2. Un axe empirique se donne pour objet d'étudier des situations d’enseignement/apprentissage ou des situations de médiations sollicitant la créativité des publics soit comme objectif principal soit comme levier ou adjuvant de l’enseignement d’autres compétences. Quelle est la place de la créativité dans ces dispositifs ? La créativité se spécifie-t-elle selon les disciplines ? Quel type d’approches interdisciplinaires peuvent soutenir la créativité ? Quels dispositifs spécifiques et quelles pratiques professionnelles semblent favoriser le développement de la créativité ? Quels malentendus liés aux dimensions invisibles du curriculum peuvent être produits par ces dispositifs et ces pratiques (Netter, 2018) ? Perçoit-on une prise en compte plus nette de cette préoccupation dans les curriculums prescrits, enseignés ou appris du premier degré ? du secondaire ? Dans le supérieur, la créativité apparaît-elle dans les maquettes, est-elle listée dans les référentiels ou est-elle mise en avant dans des dispositifs en marge des cursus ? L’enseignement supérieur prend-il charge cette orientation au sein des cursus de formation des enseignants ? Perçoit-on des écarts, dans les différents contextes d’apprentissage, entre les curriculums français et les cultures et formes scolaires issues d’autres pays francophones ou anglophones ? Les comparaisons internationales, sur ce plan, pourront enrichir l’appréhension des dispositifs.

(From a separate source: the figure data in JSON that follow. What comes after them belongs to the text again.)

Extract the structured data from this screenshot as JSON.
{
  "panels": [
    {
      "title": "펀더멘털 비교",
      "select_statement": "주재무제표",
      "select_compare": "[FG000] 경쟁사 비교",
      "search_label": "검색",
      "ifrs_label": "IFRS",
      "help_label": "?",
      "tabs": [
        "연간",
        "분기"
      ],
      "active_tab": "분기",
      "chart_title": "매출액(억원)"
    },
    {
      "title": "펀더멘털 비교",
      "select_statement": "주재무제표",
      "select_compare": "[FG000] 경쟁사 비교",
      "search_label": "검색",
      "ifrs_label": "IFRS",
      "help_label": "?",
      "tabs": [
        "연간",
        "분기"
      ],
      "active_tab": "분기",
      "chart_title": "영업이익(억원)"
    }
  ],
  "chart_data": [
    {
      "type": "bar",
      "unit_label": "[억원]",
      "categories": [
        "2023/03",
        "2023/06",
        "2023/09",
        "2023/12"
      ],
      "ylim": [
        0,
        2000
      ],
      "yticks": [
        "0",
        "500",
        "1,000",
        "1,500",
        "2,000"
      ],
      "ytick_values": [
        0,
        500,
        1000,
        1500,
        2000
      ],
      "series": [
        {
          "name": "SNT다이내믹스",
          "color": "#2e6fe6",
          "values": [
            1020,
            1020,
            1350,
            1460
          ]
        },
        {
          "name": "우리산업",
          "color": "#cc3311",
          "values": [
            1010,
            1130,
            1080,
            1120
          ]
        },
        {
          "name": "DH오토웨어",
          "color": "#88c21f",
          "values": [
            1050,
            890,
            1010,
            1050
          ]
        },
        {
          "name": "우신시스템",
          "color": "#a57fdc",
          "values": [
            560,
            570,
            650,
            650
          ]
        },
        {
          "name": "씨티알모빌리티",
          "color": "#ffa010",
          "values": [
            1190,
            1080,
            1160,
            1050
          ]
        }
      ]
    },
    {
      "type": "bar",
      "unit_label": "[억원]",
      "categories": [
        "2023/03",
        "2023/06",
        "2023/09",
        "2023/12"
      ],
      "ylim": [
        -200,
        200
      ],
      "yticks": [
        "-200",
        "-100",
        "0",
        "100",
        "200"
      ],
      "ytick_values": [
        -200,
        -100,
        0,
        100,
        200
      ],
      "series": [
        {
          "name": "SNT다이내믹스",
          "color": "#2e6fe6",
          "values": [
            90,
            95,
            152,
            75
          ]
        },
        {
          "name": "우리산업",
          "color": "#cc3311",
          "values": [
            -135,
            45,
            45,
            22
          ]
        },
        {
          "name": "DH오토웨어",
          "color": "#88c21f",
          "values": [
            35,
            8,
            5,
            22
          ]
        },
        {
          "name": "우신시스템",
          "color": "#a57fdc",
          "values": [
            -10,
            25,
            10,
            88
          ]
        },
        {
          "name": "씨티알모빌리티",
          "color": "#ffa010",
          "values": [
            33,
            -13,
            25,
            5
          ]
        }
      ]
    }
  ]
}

3. Un axe spécifique portant sur les usages créatifs du numérique visant à analyser le type d’intégration et d’usages du numérique pouvant soutenir le développement d’une activité créative dans les différents contextes d’apprentissage. Plus directement inscrit dans le contexte de recherches sur les usages du numérique, cet axe privilégiera l’étude de dispositifs et d’activités intégrant des usages du numérique et développement de la créativité des apprenants. Quel type d’activités créatives peuvent être soutenues par des usages du numérique ? Quel type de dispositifs numériques peuvent soutenir les activités créatives selon le type d’activité et de situation d’apprentissage ? Il s’agit notamment d’étudier certaines expérimentations fondées sur les approches technocréatives, définies comme des dispositifs au sein desquels les apprenants renforcent leur pouvoir d’agir face au milieu numérique qui les entoure (Romero, Lille & Patino, 2017 ; Heiser, 2020).

Le colloque se propose donc d’interroger la notion en associant une approche théorique et épistémologique et une approche empirique et de privilégier le contexte scolaire pour mieux documenter l’apport et les configurations effectives de cette notion en sciences de l’éducation et de la formation. Les contributions pourront ainsi croiser plusieurs axes de questionnement et contribuer ainsi aux différentes perspectives envisagées.